Modena, 4 maggio 2011

La Cispadana è un’opera infrastrutturale fondamentale per lo sviluppo del territorio dell’Area Nord della nostra provincia. E’ importante che l’avvio dei lavori sia preceduto da un confronto con le organizzazioni sindacali per avviare una “contrattazione d’anticipo” che consenta un costante monitoraggio delle condizioni di lavoro e di sicurezza delle maestranze che vi lavoreranno.

L’appalto, che è stato affidato con la modalità del massimo ribasso, modalità che non consente, come nell’offerta economicamente più vantaggiosa, di inserire criteri preventivi di qualità nella progettazione e nell’esecuzione, andrà costantemente monitorato per garantire anche un puntuale rispetto dei programmi. La conferenza dei servizi, che vede i comuni interessati prendervi parte in modo in modo unito e compatto, è un dato positivo e decisivo.

Importante è stato l’impegno dei comuni dell’Unione dell’Area Nord e del Comune di Novi di trovare sedi comuni per seguire la realizzazione di questa arteria autostradale imprescindibile per lo sviluppo dell’economia della zona.

L’esperienza maturata dalle organizzazioni sindacali, negli anni passati, nella gestione dei complessi cantieri dell’Alta velocità, ci consente di affrontare con la competenza necessaria le questioni legate alla cantierizzazione dell’opera.

Fondamentale è che si sciolgano tutti i dubbi relativamente ad impatto e tracciato, una parte  del contesto socio-economico non può rimanere immotivatamente ostile all’avvio di un processo che prepara quest’area ad un’uscita dalla crisi che anche in questa realtà ha colpito duramente.

L’avvio del cantiere poi significa anche effetti positivi sul comparto delle costruzioni, che ha perso a Modena, in questi anni, più di quattromila posti di lavoro.

Condividiamo infine le considerazioni che Piacentini di Confai Pmi, ha espresso di recente in merito alle vicende Cispadana.
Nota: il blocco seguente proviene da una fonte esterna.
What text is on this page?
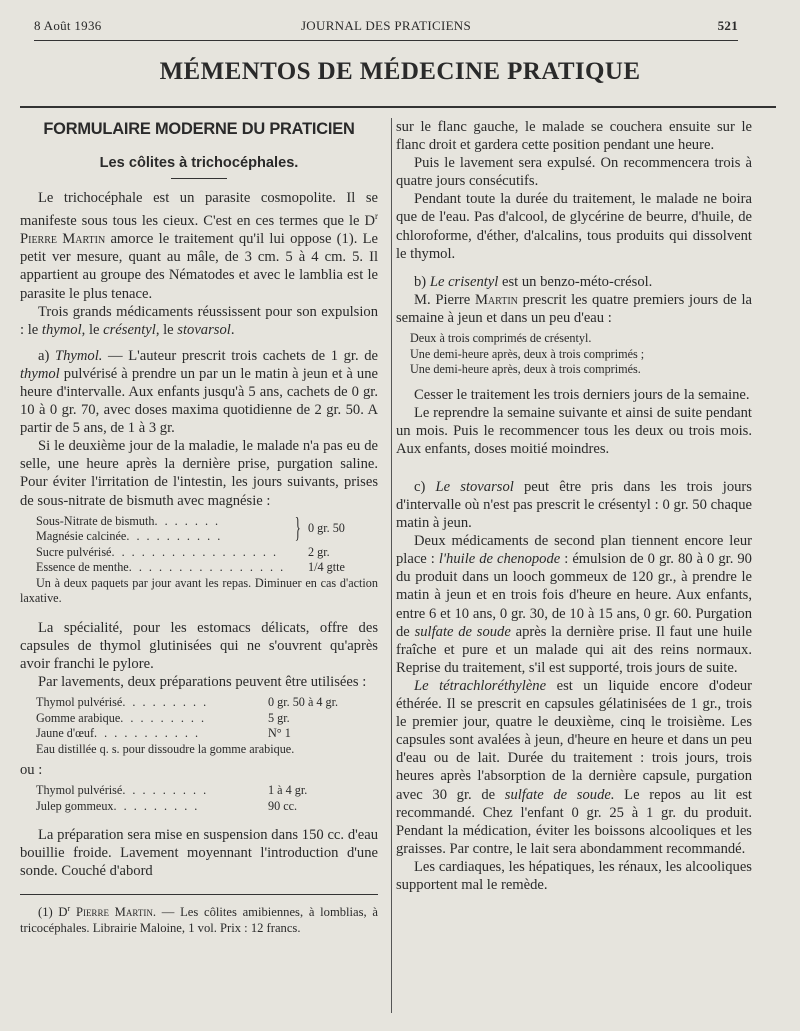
8 Août 1936	JOURNAL DES PRATICIENS	521
MÉMENTOS DE MÉDECINE PRATIQUE
FORMULAIRE MODERNE DU PRATICIEN
Les côlites à trichocéphales.

Le trichocéphale est un parasite cosmopolite. Il se manifeste sous tous les cieux. C'est en ces termes que le $D^r$ Pierre Martin amorce le traitement qu'il lui oppose (1). Le petit ver mesure, quant au mâle, de 3 cm. 5 à 4 cm. 5. Il appartient au groupe des Nématodes et avec le lamblia est le parasite le plus tenace.

Trois grands médicaments réussissent pour son expulsion : le thymol, le crésentyl, le stovarsol.

a) Thymol. — L'auteur prescrit trois cachets de 1 gr. de thymol pulvérisé à prendre un par un le matin à jeun et à une heure d'intervalle. Aux enfants jusqu'à 5 ans, cachets de 0 gr. 10 à 0 gr. 70, avec doses maxima quotidienne de 2 gr. 50. A partir de 5 ans, de 1 à 3 gr.

Si le deuxième jour de la maladie, le malade n'a pas eu de selle, une heure après la dernière prise, purgation saline. Pour éviter l'irritation de l'intestin, les jours suivants, prises de sous-nitrate de bismuth avec magnésie :

Sous-Nitrate de bismuth . . . . . . .
Magnésie calcinée . . . . . . . . . .	} 0 gr. 50
Sucre pulvérisé . . . . . . . . . . . . . . . . .	2 gr.
Essence de menthe . . . . . . . . . . . . . . . .	1/4 gtte

Un à deux paquets par jour avant les repas. Diminuer en cas d'action laxative.

La spécialité, pour les estomacs délicats, offre des capsules de thymol glutinisées qui ne s'ouvrent qu'après avoir franchi le pylore.

Par lavements, deux préparations peuvent être utilisées :

Thymol pulvérisé . . . . . . . . .	0 gr. 50 à 4 gr.
Gomme arabique . . . . . . . . .	5 gr.
Jaune d'œuf . . . . . . . . . . .	N° 1
Eau distillée q. s. pour dissoudre la gomme arabique.

ou :

Thymol pulvérisé . . . . . . . . .	1 à 4 gr.
Julep gommeux . . . . . . . . .	90 cc.

La préparation sera mise en suspension dans 150 cc. d'eau bouillie froide. Lavement moyennant l'introduction d'une sonde. Couché d'abord

(1) $D^r$ Pierre Martin. — Les côlites amibiennes, à lomblias, à tricocéphales. Librairie Maloine, 1 vol. Prix : 12 francs.

sur le flanc gauche, le malade se couchera ensuite sur le flanc droit et gardera cette position pendant une heure.

Puis le lavement sera expulsé. On recommencera trois à quatre jours consécutifs.

Pendant toute la durée du traitement, le malade ne boira que de l'eau. Pas d'alcool, de glycérine de beurre, d'huile, de chloroforme, d'éther, d'alcalins, tous produits qui dissolvent le thymol.

b) Le crisentyl est un benzo-méto-crésol.

M. Pierre Martin prescrit les quatre premiers jours de la semaine à jeun et dans un peu d'eau :

Deux à trois comprimés de crésentyl.
Une demi-heure après, deux à trois comprimés ;
Une demi-heure après, deux à trois comprimés.

Cesser le traitement les trois derniers jours de la semaine.

Le reprendre la semaine suivante et ainsi de suite pendant un mois. Puis le recommencer tous les deux ou trois mois. Aux enfants, doses moitié moindres.

c) Le stovarsol peut être pris dans les trois jours d'intervalle où n'est pas prescrit le crésentyl : 0 gr. 50 chaque matin à jeun.

Deux médicaments de second plan tiennent encore leur place : l'huile de chenopode : émulsion de 0 gr. 80 à 0 gr. 90 du produit dans un looch gommeux de 120 gr., à prendre le matin à jeun et en trois fois d'heure en heure. Aux enfants, entre 6 et 10 ans, 0 gr. 30, de 10 à 15 ans, 0 gr. 60. Purgation de sulfate de soude après la dernière prise. Il faut une huile fraîche et pure et un malade qui ait des reins normaux. Reprise du traitement, s'il est supporté, trois jours de suite.

Le tétrachloréthylène est un liquide encore d'odeur éthérée. Il se prescrit en capsules gélatinisées de 1 gr., trois le premier jour, quatre le deuxième, cinq le troisième. Les capsules sont avalées à jeun, d'heure en heure et dans un peu d'eau ou de lait. Durée du traitement : trois jours, trois heures après l'absorption de la dernière capsule, purgation avec 30 gr. de sulfate de soude. Le repos au lit est recommandé. Chez l'enfant 0 gr. 25 à 1 gr. du produit. Pendant la médication, éviter les boissons alcooliques et les graisses. Par contre, le lait sera abondamment recommandé.

Les cardiaques, les hépatiques, les rénaux, les alcooliques supportent mal le remède.
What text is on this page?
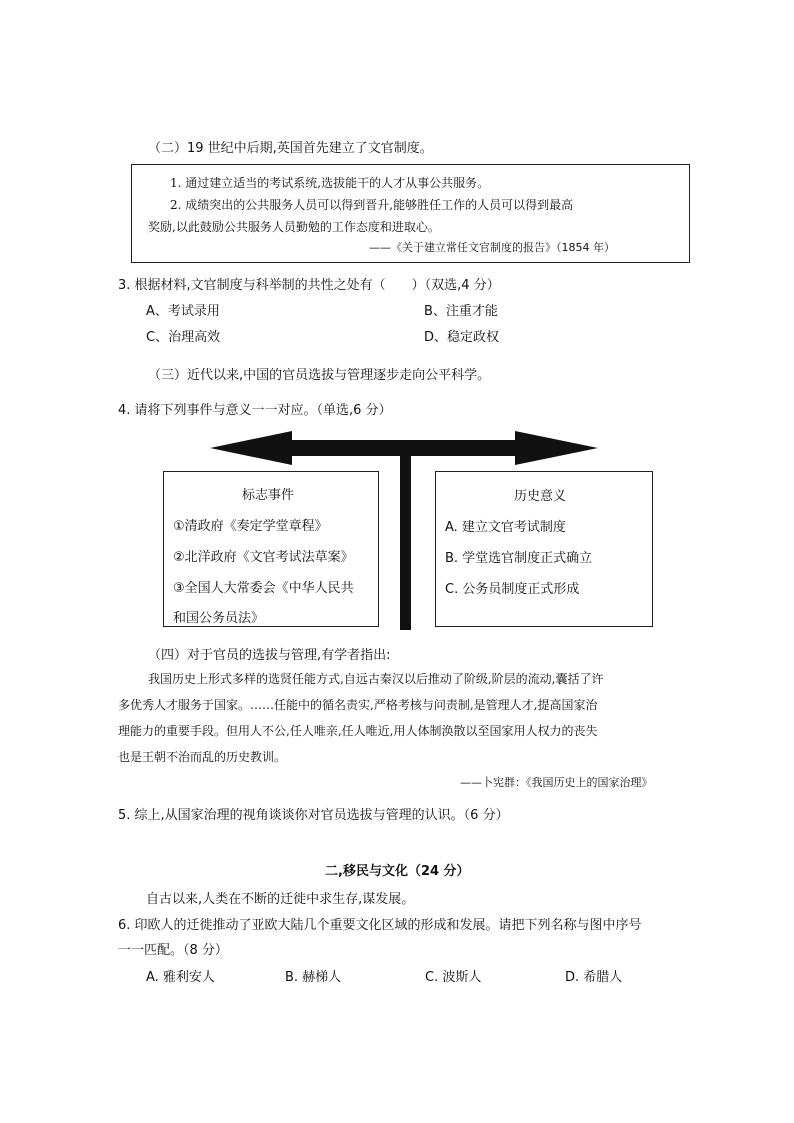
（二）19 世纪中后期,英国首先建立了文官制度。
1. 通过建立适当的考试系统,选拔能干的人才从事公共服务。
2. 成绩突出的公共服务人员可以得到晋升,能够胜任工作的人员可以得到最高
奖励,以此鼓励公共服务人员勤勉的工作态度和进取心。
——《关于建立常任文官制度的报告》（1854 年）
3. 根据材料,文官制度与科举制的共性之处有（　　）（双选,4 分）
A、考试录用	B、注重才能
C、治理高效	D、稳定政权
（三）近代以来,中国的官员选拔与管理逐步走向公平科学。
4. 请将下列事件与意义一一对应。（单选,6 分）
标志事件
①清政府《奏定学堂章程》
②北洋政府《文官考试法草案》
③全国人大常委会《中华人民共
和国公务员法》
历史意义
A. 建立文官考试制度
B. 学堂选官制度正式确立
C. 公务员制度正式形成
（四）对于官员的选拔与管理,有学者指出:
我国历史上形式多样的选贤任能方式,自远古秦汉以后推动了阶级,阶层的流动,囊括了许
多优秀人才服务于国家。……任能中的循名责实,严格考核与问责制,是管理人才,提高国家治
理能力的重要手段。但用人不公,任人唯亲,任人唯近,用人体制涣散以至国家用人权力的丧失
也是王朝不治而乱的历史教训。
——卜宪群：《我国历史上的国家治理》
5. 综上,从国家治理的视角谈谈你对官员选拔与管理的认识。（6 分）
二,移民与文化（24 分）
自古以来,人类在不断的迁徙中求生存,谋发展。
6. 印欧人的迁徙推动了亚欧大陆几个重要文化区域的形成和发展。请把下列名称与图中序号
一一匹配。（8 分）
A. 雅利安人	B. 赫梯人	C. 波斯人	D. 希腊人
Anche agli imprenditori rivolgiamo l’invito a strutturare un confronto con le organizzazioni sindacali per affrontare preventivamente tutti i temi legati alle condizioni di lavoro di chi verrà impegnato in quest’opera, e anche per definire un protocollo etico che ci permetta di sbarrare preventivamente ogni tentativo, da parte dell’economia illegale, di saltare sul carro di quest’opera, concordando che l’affidamento degli eventuali subappalti deve andare alle aziende che rispondono ai criteri della legge regionale sull’edilizia e quelli contenuti nel protocollo appalti vigente in provincia di Modena.